The Treasury’s Office of Foreign Assets Control issued a frequently asked question to address Congress’ inclusion of sanctions on the Nord Stream 2 pipeline in the 2020 National Defense Authorization Act (see 1912190075), according to a Dec. 20 notice. In FAQ 815, OFAC clarified the wind-down provisions in the NDAA, which specify that all parties involved in selling, leasing or providing vessels for Nord Stream 2 or Turkstream must “immediately cease construction-related activity.” But OFAC said it may extend “good-faith wind-down exceptions” to certain parties for the safety of the pipeline, the crews and to avoid environmental damage.
China will implement lowered temporary import tariffs on more than 850 products in 2020, including frozen pork, avocado, orange juice and certain types of semiconductors, China’s Ministry of Finance said in a Dec. 23 notice, according to an unofficial translation. The tariffs, which will take effect Jan. 1, 2020, are lower than the most-favored-nation rates and will be used to import “consumer goods” that are “relatively scarce,” in China, the ministry said in a statement.
The State Department published an interim final rule that will revise the International Traffic in Arms Regulations to provide definitions for activities that are not exports, re-exports, retransfers or temporary imports, the agency said in a notice in the Federal Register. The activities include launching items into space, providing technical data to U.S. people within the U.S. or “within a single country abroad,” and moving defense items within the U.S.

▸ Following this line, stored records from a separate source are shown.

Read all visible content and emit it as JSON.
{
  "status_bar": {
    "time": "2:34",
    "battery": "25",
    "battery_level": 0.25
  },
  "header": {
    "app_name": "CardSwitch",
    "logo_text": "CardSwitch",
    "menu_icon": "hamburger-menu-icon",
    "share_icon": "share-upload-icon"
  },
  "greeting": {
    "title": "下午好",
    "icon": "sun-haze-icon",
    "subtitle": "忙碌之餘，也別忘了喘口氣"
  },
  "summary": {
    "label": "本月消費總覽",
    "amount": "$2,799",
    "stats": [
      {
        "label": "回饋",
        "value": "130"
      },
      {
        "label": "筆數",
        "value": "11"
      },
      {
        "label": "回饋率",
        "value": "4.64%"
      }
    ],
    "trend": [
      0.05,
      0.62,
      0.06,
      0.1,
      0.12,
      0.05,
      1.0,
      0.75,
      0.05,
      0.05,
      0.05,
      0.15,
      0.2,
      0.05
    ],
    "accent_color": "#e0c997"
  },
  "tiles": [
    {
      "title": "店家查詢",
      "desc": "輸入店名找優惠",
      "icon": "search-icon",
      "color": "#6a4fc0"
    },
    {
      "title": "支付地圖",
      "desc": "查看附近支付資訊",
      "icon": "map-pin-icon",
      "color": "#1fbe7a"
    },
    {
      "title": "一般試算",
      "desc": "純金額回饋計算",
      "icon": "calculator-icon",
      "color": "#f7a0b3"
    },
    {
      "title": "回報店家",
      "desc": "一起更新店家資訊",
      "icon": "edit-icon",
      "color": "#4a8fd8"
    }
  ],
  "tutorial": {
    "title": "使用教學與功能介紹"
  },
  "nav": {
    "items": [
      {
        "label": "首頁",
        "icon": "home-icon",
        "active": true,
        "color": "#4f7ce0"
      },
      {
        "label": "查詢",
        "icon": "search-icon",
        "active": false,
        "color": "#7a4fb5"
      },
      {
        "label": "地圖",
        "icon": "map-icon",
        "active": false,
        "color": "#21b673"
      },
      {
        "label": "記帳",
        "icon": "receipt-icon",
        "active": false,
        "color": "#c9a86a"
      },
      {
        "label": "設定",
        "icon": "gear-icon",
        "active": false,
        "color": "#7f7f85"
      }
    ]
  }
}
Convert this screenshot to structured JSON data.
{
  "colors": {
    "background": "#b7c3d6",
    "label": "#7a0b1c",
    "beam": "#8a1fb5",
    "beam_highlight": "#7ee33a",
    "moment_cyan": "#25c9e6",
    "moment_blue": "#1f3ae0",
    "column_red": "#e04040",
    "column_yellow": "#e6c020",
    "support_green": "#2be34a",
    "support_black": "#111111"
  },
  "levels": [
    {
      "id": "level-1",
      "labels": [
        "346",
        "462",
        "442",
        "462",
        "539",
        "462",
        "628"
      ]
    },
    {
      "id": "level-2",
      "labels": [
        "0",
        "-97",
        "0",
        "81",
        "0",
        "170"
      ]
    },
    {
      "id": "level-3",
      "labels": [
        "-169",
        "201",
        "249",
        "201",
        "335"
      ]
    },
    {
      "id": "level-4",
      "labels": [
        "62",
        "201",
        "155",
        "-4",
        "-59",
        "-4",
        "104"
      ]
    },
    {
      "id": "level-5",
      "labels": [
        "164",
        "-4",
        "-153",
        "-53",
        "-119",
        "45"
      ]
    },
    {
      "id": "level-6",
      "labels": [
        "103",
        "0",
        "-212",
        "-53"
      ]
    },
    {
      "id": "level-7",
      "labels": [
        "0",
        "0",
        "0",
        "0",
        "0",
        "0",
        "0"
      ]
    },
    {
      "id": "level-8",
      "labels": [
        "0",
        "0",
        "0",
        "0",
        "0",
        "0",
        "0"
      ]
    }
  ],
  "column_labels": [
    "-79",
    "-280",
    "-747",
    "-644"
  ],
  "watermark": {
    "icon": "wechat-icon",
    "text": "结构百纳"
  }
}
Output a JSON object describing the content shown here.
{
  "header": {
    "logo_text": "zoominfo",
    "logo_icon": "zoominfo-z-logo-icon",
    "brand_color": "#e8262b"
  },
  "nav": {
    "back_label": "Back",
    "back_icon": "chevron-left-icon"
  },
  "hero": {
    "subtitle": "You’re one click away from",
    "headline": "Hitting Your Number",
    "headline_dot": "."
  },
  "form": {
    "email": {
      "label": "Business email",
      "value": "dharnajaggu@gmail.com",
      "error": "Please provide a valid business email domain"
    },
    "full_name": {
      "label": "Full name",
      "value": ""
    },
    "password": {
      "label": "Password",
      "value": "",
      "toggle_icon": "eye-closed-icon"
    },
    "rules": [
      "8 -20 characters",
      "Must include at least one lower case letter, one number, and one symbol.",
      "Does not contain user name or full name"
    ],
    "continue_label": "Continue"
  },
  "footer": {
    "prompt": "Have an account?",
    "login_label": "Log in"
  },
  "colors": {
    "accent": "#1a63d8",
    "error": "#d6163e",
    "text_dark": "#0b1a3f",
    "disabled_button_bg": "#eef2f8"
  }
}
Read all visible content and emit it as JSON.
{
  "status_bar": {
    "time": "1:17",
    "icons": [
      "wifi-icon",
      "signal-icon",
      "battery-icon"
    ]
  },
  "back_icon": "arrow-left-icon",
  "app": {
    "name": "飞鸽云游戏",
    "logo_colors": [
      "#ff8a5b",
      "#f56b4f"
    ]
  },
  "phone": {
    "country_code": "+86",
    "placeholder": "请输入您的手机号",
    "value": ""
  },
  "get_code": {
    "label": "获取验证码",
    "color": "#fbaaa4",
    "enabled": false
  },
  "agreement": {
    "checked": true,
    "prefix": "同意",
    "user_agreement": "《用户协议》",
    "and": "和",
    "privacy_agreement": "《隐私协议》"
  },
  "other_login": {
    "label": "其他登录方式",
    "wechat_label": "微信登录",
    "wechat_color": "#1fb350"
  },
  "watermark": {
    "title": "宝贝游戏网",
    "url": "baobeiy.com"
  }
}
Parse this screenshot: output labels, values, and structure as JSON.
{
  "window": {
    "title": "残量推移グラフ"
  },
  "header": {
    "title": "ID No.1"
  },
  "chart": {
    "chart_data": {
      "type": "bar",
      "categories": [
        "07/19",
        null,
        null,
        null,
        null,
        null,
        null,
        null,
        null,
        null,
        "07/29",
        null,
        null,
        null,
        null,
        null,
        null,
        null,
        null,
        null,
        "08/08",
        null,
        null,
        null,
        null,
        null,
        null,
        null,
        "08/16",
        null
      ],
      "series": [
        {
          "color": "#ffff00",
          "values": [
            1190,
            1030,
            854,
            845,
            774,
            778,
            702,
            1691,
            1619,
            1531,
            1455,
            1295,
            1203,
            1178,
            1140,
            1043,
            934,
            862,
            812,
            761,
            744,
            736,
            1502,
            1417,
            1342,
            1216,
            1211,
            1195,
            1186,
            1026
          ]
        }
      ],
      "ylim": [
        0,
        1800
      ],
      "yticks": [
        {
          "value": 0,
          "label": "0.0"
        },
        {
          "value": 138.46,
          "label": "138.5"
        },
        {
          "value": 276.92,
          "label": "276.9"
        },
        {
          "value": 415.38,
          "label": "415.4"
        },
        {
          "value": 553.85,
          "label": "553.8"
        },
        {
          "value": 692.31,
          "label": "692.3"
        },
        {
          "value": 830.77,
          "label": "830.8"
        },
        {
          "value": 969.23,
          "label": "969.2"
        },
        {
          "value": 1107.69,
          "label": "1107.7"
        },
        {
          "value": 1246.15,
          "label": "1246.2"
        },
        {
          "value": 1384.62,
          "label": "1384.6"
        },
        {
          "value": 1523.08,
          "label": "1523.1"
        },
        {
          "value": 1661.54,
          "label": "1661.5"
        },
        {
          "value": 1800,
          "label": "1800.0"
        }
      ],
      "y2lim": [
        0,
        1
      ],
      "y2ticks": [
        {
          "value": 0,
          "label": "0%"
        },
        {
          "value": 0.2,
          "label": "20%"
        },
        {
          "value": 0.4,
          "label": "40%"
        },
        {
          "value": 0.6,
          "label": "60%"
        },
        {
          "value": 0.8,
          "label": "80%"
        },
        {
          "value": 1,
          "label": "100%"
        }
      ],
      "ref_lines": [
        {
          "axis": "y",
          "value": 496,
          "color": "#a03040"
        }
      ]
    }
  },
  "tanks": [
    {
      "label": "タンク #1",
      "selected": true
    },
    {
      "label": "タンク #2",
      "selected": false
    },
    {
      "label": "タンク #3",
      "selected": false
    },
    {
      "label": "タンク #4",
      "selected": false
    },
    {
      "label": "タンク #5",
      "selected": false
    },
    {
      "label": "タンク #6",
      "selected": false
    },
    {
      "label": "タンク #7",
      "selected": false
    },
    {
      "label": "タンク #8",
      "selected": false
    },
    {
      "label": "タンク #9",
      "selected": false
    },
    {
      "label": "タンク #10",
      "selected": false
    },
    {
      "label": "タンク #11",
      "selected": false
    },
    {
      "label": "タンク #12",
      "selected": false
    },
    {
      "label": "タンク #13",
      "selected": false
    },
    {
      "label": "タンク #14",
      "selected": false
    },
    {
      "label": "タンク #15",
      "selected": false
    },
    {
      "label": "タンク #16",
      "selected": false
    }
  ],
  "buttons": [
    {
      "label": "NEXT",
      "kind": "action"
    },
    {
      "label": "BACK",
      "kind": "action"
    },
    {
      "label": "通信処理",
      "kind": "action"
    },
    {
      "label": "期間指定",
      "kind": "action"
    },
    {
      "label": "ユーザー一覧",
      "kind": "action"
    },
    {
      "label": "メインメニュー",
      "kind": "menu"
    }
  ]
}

Patrick Caulfield and Angela Santos were promoted to partners at Grunfeld Desiderio, the law firm said in a news release. The firm also named Mika McLafferty of counsel, it said.
In the Dec. 19-20 editions of the Official Journal of the European Union the following trade-related notices were posted:
Britain is seeing an increase in demand for its goods outside the European Union, with exports outside the EU growing five times faster than exports to EU member states, the Department for International Trade said Dec. 20. The sample size, taken over a one-year period ended in September, shows how “big the opportunities are” for British exporters around the world, International Trade Secretary Liz Truss said in a statement. Truss also said the numbers signify the importance of Britain's trade relationship with the U.S. and Japan, adding that her “priority is to strike new trade deals with key partners” to expand exports as Britain leaves the EU. “This government will continue to back our business communities to ensure they have the tools to seize this opportunity and take full advantage of all its benefits,” Truss said.